FIG 2.

Mechanism by which B. burgdorferi controls transcription of erp operons. (A) All erp operons include a 5′ operator that consists of a BpaB-binding site, two to three EbfC-binding sites, and a BpuR-binding site. The BpaB- and EbfC-binding sites are adjacent, and the two proteins compete for binding to the DNA. (B) In the midgut of an unfed tick, or under slow-replication culture conditions, BpaB and BpuR levels are elevated, while EbfC levels are low. BpaB binds to its high-affinity binding site and then spreads along the DNA, stabilized by protein-protein interactions.

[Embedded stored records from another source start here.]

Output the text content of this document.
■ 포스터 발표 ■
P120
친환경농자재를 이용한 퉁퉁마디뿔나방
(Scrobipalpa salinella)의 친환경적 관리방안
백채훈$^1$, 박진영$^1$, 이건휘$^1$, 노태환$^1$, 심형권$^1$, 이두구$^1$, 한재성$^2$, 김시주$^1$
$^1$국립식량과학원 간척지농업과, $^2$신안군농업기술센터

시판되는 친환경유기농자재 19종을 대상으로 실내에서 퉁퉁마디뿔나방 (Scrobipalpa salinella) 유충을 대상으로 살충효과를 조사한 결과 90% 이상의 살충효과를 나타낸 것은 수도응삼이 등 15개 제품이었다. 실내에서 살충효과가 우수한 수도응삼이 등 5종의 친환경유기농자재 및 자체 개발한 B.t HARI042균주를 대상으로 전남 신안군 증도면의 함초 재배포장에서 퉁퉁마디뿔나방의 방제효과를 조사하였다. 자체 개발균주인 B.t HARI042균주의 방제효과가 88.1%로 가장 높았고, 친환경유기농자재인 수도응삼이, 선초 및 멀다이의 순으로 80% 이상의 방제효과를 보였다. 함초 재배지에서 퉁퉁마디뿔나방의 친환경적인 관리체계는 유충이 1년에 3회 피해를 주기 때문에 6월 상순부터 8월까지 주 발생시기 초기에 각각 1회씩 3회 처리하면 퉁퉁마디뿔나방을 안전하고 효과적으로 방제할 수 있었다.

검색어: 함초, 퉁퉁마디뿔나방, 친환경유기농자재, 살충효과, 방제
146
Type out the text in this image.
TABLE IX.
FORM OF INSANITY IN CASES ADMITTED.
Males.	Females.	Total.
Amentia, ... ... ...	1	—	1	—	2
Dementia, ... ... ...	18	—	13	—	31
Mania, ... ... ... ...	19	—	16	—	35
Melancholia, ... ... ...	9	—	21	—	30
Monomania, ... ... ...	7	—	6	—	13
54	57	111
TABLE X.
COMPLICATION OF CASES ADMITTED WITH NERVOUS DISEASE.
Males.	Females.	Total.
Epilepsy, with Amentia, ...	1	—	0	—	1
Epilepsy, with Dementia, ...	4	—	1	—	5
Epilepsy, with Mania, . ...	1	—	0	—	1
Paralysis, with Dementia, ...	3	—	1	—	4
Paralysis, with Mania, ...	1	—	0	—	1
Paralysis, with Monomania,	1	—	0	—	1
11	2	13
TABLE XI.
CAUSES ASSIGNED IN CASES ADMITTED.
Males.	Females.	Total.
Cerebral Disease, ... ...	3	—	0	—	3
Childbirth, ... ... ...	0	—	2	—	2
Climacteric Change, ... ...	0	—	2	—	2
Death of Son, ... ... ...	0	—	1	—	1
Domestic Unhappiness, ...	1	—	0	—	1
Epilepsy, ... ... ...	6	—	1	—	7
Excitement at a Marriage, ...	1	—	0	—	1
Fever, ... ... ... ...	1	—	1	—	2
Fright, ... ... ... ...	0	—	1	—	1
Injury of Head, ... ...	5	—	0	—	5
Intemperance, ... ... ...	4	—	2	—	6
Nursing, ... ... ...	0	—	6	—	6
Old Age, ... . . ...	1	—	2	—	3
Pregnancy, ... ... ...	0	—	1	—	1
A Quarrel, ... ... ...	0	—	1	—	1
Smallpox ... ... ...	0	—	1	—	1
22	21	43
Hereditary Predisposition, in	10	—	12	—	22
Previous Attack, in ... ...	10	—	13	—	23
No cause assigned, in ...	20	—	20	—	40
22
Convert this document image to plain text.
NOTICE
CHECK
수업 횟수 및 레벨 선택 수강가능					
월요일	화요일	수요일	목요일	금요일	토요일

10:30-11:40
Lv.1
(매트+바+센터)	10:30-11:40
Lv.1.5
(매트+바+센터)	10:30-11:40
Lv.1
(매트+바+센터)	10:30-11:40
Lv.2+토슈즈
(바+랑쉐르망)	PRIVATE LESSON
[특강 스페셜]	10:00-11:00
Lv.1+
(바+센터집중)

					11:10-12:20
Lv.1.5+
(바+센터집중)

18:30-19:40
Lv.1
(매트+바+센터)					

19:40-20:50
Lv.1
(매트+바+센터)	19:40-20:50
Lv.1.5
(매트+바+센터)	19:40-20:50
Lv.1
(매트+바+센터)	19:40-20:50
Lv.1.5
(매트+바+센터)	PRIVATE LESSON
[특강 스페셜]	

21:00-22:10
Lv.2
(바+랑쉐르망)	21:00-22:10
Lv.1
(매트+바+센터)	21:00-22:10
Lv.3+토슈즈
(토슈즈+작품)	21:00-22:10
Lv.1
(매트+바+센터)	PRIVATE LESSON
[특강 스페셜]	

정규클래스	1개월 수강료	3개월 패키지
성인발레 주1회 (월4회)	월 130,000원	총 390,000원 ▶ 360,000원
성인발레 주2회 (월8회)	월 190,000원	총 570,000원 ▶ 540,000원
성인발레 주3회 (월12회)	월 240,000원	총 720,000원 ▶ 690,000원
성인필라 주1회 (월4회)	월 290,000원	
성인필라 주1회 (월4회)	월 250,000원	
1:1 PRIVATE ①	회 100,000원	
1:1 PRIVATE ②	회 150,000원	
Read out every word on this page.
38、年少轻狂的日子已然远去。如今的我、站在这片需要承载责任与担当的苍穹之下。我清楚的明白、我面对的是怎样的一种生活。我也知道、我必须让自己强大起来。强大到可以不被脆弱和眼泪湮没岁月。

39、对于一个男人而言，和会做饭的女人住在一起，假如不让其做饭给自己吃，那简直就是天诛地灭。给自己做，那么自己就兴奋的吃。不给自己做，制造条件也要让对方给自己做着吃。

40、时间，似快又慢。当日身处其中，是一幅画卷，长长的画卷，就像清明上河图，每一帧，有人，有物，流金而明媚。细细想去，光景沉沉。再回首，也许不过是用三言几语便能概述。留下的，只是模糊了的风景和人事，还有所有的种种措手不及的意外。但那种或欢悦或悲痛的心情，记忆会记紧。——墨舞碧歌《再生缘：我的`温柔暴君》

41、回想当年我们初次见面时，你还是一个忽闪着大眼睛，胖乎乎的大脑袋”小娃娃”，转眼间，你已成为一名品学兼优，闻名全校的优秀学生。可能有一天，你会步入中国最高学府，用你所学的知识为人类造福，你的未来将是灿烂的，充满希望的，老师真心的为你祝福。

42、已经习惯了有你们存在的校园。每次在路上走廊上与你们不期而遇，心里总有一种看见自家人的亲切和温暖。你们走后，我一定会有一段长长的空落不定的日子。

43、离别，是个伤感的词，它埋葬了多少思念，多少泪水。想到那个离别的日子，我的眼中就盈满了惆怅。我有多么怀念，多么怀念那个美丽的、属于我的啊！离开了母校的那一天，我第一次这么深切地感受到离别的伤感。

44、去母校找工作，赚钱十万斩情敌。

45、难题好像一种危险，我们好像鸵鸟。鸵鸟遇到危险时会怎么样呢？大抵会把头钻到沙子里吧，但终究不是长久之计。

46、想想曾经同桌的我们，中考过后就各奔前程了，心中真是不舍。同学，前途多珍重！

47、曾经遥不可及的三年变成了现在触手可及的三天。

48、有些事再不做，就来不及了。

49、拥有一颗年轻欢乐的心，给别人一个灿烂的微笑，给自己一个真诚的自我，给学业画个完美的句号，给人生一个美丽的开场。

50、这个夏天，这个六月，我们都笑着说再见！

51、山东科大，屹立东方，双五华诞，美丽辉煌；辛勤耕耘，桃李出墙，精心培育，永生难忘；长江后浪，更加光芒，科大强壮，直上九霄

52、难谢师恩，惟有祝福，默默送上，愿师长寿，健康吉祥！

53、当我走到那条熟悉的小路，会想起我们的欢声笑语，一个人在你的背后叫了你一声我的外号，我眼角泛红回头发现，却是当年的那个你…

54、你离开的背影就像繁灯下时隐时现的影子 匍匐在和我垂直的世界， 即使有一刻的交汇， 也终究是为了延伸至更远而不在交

The presence of BpuR enhances transcription repression by BpaB, possibly by influencing the direction of BpaB multimerization. (C) In a feeding tick, during vertebrate infection, or during culture under rapid replication conditions, EbfC levels are high, while BpaB and BpuR levels are low. Binding of EbfC to erp operator DNA blocks binding by BpaB, freeing the promoter for recognition by RNA polymerase. Promoter −35 and −10 elements are indicated by solid black bars 5′ of the open reading frames (ORFs). The illustrated structures of BpuR and EbfC are adapted from the solved and modeled proteins (123, 128, 131).